Summary. In this paper, velocity inversion using waveform data is investigated. A linearized approach is used in which a linear sensitivity operator must be derived. This operator can be computed economically using reciprocity of the Green's function. In order to avoid a large matrix inversion, several descent algorithms are described. Data errors and a priori model information are incorporated using covariance operators. A fast and reasonably accurate forward modelling scheme is required and here the Gaussian beam method for a slowly varying heterogeneous medium is used. Several types of linearizations can be done including the Born approximation, a linearization in terms of the field, and the Rytov approximation, a linearization in terms of the log field. Field linearizations are expected to be useful for small‐scale heterogeneities which result in scattering effects that are additive in the field. For small perturbations from a homogeneous background, a linearized inversion in terms of the field is equivalent to a sequence of Kirchhoff migrations.
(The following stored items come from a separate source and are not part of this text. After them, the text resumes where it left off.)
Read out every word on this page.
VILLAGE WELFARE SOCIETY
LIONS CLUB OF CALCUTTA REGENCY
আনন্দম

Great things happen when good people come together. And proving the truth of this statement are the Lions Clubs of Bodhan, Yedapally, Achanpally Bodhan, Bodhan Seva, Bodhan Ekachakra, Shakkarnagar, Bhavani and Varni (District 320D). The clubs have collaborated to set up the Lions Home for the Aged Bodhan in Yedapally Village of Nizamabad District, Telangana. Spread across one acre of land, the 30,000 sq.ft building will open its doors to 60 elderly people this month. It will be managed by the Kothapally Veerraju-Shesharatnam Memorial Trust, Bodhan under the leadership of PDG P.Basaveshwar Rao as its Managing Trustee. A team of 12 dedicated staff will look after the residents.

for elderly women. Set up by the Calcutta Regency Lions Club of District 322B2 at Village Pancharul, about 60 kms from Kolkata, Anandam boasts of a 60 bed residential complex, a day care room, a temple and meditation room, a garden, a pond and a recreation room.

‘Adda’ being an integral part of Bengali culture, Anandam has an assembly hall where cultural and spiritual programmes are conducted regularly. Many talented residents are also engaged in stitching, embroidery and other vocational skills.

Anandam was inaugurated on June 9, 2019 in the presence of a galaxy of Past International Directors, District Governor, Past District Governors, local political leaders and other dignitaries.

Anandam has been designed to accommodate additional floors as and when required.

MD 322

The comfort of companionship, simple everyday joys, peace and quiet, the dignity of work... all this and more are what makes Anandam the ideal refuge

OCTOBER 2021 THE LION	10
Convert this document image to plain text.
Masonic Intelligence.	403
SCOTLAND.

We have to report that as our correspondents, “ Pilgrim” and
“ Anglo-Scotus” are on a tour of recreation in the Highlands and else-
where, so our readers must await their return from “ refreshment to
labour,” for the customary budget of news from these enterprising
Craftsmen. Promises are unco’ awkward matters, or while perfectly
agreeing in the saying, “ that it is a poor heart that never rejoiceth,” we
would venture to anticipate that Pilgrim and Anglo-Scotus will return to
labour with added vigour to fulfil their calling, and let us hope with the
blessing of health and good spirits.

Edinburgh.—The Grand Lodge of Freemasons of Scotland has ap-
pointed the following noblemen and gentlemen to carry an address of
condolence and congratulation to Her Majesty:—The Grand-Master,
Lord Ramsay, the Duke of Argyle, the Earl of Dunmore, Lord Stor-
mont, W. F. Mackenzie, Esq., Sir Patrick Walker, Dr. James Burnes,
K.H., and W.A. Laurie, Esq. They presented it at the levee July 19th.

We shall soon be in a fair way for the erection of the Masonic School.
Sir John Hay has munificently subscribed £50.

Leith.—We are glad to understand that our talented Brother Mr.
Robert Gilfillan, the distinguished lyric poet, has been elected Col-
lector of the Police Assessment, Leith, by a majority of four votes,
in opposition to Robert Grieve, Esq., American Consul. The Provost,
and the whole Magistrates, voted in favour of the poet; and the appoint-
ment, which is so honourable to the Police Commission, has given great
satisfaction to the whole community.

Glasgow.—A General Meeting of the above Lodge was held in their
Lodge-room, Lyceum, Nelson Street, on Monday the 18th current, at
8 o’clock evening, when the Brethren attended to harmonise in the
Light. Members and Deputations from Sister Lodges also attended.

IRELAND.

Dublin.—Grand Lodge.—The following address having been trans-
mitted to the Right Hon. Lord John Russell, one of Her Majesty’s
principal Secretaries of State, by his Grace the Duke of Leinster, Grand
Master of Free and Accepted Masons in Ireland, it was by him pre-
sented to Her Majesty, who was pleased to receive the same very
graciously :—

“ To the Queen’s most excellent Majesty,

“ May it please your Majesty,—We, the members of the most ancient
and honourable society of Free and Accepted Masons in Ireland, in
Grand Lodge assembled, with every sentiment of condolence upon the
Log field linearizations may be more robust for large‐scale heterogeneities where forward scattering predominates, but phase unwrapping may be difficult numerically. Several numerical examples using a field linearization are performed in which transmitted body waves through a model with small velocity variations are used. The results using the waveform data identify the trial structures and are comparable or slightly better than the travel‐time inversion results.